Jesus could have said that in verse 4.
Instead, after asking the Pharisees and scribes if it was lawful to heal on the Sabbath, Jesus went ahead and healed him after “they remained silent” (v. 4). Jesus knew they wouldn’t like it; that’s why he asked them about it in verse 3. Instead of changing his actions to suit the expectations of the religious, so that they would like him, Jesus challenged their false assumptions and healed the man anyway.
Then he explained to them why it was NOT wrong to heal on the Sabbath day (v. 5).
How often do we act like this?
How often do we do the right thing or say the righteous thing even when we know it will anger the people around us?
How often do we have the courage to do what God wants us to do even if it is offensive to others.
For me, not often enough. If I think someone might not like what I have to say or what I’m going to do, I’ll avoid the topic, change the subject, try to soften the statement or do what I’m going to do privately or another time.
Jesus didn’t run away from controversy. He looked for it. He took every opportunity to do good, even if others didn’t like it. He knew God would be glorified and God’s people would be blessed and that’s all that mattered.
There’s no reason to be unkind or act like a jerk. That’s not godliness.

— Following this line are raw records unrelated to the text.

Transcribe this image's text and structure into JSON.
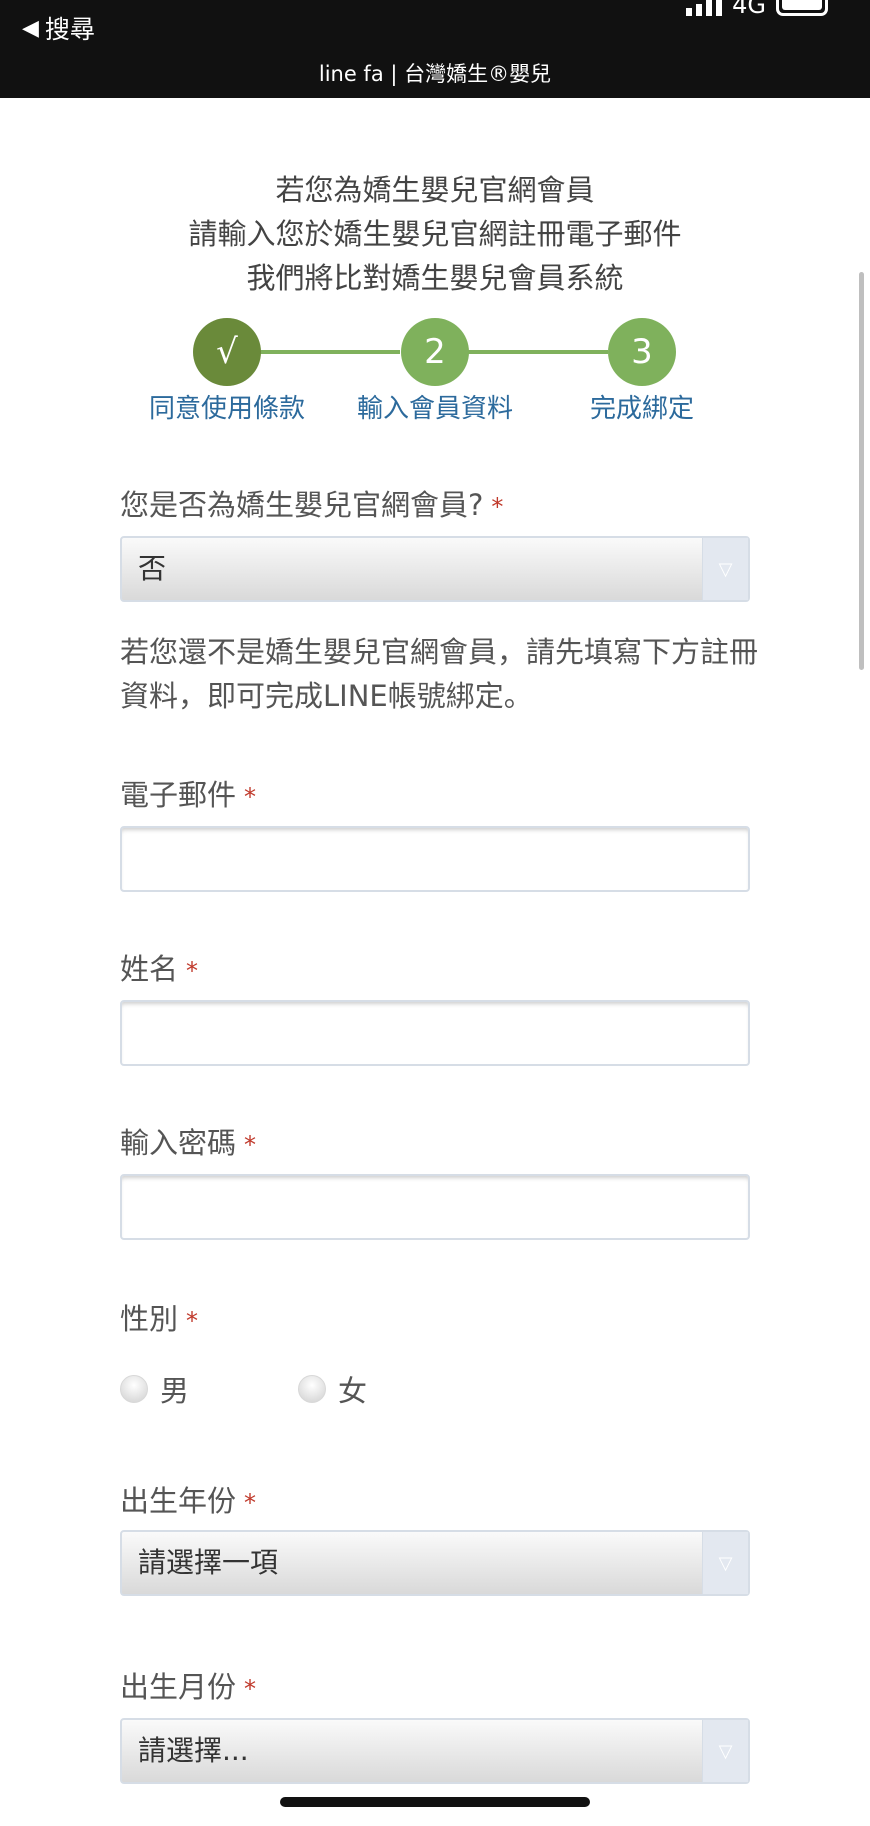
{
  "status_bar": {
    "back_label": "搜尋",
    "network": "4G"
  },
  "header": {
    "title": "line fa | 台灣嬌生®嬰兒"
  },
  "intro": {
    "lines": [
      "若您為嬌生嬰兒官網會員",
      "請輸入您於嬌生嬰兒官網註冊電子郵件",
      "我們將比對嬌生嬰兒會員系統"
    ]
  },
  "steps": [
    {
      "symbol": "√",
      "label": "同意使用條款"
    },
    {
      "symbol": "2",
      "label": "輸入會員資料"
    },
    {
      "symbol": "3",
      "label": "完成綁定"
    }
  ],
  "form": {
    "member_question": {
      "label": "您是否為嬌生嬰兒官網會員?",
      "required_mark": "*",
      "value": "否"
    },
    "note": "若您還不是嬌生嬰兒官網會員，請先填寫下方註冊資料，即可完成LINE帳號綁定。",
    "email": {
      "label": "電子郵件",
      "required_mark": "*",
      "value": ""
    },
    "name": {
      "label": "姓名",
      "required_mark": "*",
      "value": ""
    },
    "password": {
      "label": "輸入密碼",
      "required_mark": "*",
      "value": ""
    },
    "gender": {
      "label": "性別",
      "required_mark": "*",
      "options": [
        "男",
        "女"
      ]
    },
    "birth_year": {
      "label": "出生年份",
      "required_mark": "*",
      "value": "請選擇一項"
    },
    "birth_month": {
      "label": "出生月份",
      "required_mark": "*",
      "value": "請選擇..."
    }
  },
  "icons": {
    "dropdown_arrow": "▽",
    "back_arrow": "◀"
  },
  "colors": {
    "step_active": "#7fb15c",
    "step_done": "#6a8a3a",
    "step_label": "#2c6a9c",
    "required": "#c0392b"
  }
}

But it is also ungodly to be a chameleon. Jesus could have acted like the Pharisees when he was around the Pharisees. He could have sneaked over to the home of the puffy man in verse 2 and healed him privately after he left the dinner party.
Shoot, he could have just said nothing at all and healed the guy remotely as the man walked out the door and nobody was watching. Instead, he took the opportunity to heal the man and shine a light on the hypocrisy (v. 5) of the religious crowd.
We care too much about what others think and not nearly enough about what is right. Let’s look for ways to be more like Jesus and less like a chameleon.